When the time comes for a family to take on the responsibility of caring for an older loved one, it’s a time of drastic change due to new responsibilities. Before the transition is made, the necessary arrangements should have been discussed and implemented. All questions and concerns should have been answered.
What It Means to Care for a Loved One
Taking on the responsibility of caring for a loved one, according to helpguide.org, “… is an act of kindness, love, and loyalty. And as life expectancies increase, medical treatments advance, and increasing numbers of people live with chronic illness and disabilities, more and more of us will participate in the caregiving process.”
You’re Only Human
This decision means that your life will forever change. Your schedule will change. Your priorities will change. It’s inevitable that you will feel overwhelmed or helpless. Fear not!
Helpguide.org continues: “Caregiving can trigger a host of difficult emotions, including anger, fear, resentment, guilt, helplessness, and grief. It’s important to acknowledge and accept what you’re feeling, both good and bad. Don’t beat yourself up over your doubts and misgivings. These feelings don’t mean that you don’t love your family member—they simply mean you’re human.”
Now that the time has arrived, it’s important to have a list of topics to discuss with the new caregiver. Caring.com writes: “You’ve finally found a great personal in-home caregiver or companion for your parent, and tomorrow is her first day. But wait: Have you forgotten to tell her anything?”
You won’t forget anything if you make a list of important topics for families to discuss with the new caregiver. Thankfully, there are many websites that offer suggestions. Here are a few from Caring.com.
Be sure to go over each medicine and each medicine’s schedule, according to Caring.com, and inform them as to whether or not the medicine should be taken with food and if the patient prefers water or juice.
Food and Drink
Make special note of your loved one’s likes and dislikes, as well as any special foods or drinks that they like. Also list food allergies or foods to avoid.
Be sure to list if your loved one is independent in this area or needs assistance (list needed assistance, if this is applicable). If they have any digestive or excretory issues, make sure these are known. If any medications are needed or are to be avoided, list them.
Caring.com writes: “Does your (loved one) take walks, and if so, where and for how long? What about car drives or outings to the mall, a museum, or a movie? Does he garden or spend time outside? Does he need help or reminders to put on a jacket, hat, or sunscreen? Should he be encouraged to get up and walk around, or does he need a reminder to use his walker? Does he have any indoor-exercise routines?”
Make the caregiver aware of naptimes, sleep times, and any issues with sleeping. Also be sure to note if any medication is given just before sleeping.

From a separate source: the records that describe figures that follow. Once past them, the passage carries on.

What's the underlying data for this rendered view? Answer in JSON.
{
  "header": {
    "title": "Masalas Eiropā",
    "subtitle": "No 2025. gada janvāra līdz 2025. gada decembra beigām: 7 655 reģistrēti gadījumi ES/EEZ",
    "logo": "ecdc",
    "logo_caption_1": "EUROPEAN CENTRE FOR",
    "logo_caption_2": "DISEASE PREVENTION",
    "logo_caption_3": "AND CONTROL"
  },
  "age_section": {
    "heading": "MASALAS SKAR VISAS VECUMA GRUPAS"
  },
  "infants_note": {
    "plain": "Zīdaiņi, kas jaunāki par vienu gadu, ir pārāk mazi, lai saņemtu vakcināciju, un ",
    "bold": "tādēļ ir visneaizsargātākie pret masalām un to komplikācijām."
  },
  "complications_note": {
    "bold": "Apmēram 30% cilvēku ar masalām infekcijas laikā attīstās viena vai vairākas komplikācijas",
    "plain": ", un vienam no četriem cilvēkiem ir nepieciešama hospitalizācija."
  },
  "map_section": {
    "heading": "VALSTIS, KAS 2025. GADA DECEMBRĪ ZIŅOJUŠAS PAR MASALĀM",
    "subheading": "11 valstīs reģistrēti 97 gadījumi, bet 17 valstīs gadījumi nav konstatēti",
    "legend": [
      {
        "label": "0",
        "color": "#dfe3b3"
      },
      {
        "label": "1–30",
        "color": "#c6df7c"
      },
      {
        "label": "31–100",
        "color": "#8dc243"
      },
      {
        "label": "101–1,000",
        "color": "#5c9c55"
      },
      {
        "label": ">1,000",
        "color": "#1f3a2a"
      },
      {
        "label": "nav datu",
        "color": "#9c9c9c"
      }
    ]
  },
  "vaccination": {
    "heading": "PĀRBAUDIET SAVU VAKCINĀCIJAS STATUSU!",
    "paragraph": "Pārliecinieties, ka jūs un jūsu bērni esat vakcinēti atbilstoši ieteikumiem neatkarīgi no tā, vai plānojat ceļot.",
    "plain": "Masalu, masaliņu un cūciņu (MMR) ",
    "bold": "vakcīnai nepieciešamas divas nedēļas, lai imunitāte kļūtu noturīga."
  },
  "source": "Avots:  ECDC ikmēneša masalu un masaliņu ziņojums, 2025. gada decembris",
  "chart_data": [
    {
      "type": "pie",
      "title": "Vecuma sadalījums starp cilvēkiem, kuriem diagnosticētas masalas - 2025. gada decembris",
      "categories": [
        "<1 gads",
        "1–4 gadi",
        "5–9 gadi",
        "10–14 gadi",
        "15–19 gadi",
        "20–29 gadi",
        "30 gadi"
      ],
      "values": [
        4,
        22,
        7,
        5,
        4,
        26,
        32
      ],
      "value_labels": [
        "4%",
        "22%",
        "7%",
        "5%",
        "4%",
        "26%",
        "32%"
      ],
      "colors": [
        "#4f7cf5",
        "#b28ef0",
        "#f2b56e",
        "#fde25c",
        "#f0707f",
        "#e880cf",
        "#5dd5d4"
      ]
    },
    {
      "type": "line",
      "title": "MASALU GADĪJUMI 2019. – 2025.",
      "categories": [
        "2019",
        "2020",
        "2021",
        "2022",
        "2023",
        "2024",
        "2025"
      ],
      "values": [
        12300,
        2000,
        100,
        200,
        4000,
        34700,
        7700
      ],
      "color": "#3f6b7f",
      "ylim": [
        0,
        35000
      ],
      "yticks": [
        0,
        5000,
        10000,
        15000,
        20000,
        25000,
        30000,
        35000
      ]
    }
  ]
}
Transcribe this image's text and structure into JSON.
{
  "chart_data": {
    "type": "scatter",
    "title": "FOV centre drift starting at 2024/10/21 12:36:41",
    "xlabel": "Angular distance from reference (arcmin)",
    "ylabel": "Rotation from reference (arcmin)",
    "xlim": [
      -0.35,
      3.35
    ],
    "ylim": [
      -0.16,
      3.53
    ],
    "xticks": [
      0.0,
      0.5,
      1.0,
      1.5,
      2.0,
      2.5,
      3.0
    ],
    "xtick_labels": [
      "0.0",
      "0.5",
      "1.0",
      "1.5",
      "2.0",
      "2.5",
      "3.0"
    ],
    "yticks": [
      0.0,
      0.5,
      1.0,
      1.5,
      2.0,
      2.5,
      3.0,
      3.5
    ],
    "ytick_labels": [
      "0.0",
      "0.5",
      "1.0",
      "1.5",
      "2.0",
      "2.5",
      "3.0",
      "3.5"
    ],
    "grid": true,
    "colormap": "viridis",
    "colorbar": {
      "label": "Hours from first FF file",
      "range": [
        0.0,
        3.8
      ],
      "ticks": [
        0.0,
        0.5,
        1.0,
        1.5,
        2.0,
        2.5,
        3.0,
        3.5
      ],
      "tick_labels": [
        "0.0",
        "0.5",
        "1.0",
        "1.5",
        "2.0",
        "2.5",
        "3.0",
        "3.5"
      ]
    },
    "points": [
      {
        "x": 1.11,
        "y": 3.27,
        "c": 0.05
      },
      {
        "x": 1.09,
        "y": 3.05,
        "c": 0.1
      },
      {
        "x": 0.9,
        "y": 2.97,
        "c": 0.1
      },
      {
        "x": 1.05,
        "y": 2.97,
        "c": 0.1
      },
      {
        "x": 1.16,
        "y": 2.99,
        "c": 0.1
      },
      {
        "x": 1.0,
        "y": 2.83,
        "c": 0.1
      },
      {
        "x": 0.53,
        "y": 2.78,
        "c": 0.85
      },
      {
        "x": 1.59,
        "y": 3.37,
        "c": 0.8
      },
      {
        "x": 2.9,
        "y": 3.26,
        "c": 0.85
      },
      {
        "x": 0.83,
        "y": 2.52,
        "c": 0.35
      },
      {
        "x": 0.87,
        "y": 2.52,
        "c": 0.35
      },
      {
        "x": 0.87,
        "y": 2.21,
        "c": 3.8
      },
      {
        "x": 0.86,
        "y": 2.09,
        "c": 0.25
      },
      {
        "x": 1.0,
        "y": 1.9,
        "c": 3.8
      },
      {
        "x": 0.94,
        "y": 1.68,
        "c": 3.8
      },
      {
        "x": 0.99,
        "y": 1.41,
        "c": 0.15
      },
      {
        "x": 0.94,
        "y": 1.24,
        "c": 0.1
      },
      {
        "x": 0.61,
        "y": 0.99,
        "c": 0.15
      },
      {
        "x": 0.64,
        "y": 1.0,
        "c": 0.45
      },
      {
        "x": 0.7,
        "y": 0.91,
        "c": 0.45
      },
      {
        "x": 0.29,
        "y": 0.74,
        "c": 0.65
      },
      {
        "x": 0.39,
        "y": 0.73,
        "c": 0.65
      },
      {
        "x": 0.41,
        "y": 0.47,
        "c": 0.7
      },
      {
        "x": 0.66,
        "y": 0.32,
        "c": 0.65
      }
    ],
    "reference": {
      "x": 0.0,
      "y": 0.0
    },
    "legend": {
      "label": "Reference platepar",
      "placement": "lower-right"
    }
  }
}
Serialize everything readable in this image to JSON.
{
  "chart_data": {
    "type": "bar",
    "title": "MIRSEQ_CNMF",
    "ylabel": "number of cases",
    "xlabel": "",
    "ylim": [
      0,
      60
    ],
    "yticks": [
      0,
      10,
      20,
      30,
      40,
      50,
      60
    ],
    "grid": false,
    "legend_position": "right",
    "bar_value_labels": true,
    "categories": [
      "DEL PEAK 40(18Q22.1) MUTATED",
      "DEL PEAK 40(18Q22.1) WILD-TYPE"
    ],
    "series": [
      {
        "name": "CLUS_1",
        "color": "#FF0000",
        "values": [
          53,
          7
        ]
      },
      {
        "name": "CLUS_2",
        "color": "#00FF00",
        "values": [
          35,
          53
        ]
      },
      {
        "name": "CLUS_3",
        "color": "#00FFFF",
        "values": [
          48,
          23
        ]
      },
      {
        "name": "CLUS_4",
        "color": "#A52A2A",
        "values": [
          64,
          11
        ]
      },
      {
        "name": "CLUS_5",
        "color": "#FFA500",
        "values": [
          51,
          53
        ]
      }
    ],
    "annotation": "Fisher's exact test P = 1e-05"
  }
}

Interaction with others is sometimes the best medicine. Caring.com observes: “Who can … (the caregiver) call if he wants company or is feeling lonely or down? List names, phone numbers, and the relationships to your parent. Do any of these people ever stop by to visit, or should they be invited? What’s their availability?”
Eating, Cooking, and Cleaning
Things such as portion size, assistance with eating/cooking/cleaning, and level of independence with each must be given to the new caregiver.
If your loved one is typically hot or cold, this should be addressed. If your loved one is incapable of letting the caregiver know verbally if they are too hot or too cold, cues as to which they are feeling must be shared.
What types of around-home activities does your loved one enjoy or is he or she capable of doing? Does your loved one need assistance with certain activities, or are his or her activities limited to assisted exercises or things of that nature? Does your loved one enjoy conversation, or prefer quiet?
Last, and most importantly, make a comprehensive list of emergency contacts, including information such as: name, phone number, address, and relationship. Be sure to include all doctors and hospitals involved with the elder’s care.
Taking care of loved ones in their twilight years is a daunting task for anyone, but with some simple issues addressed, it can be a much easier undertaking.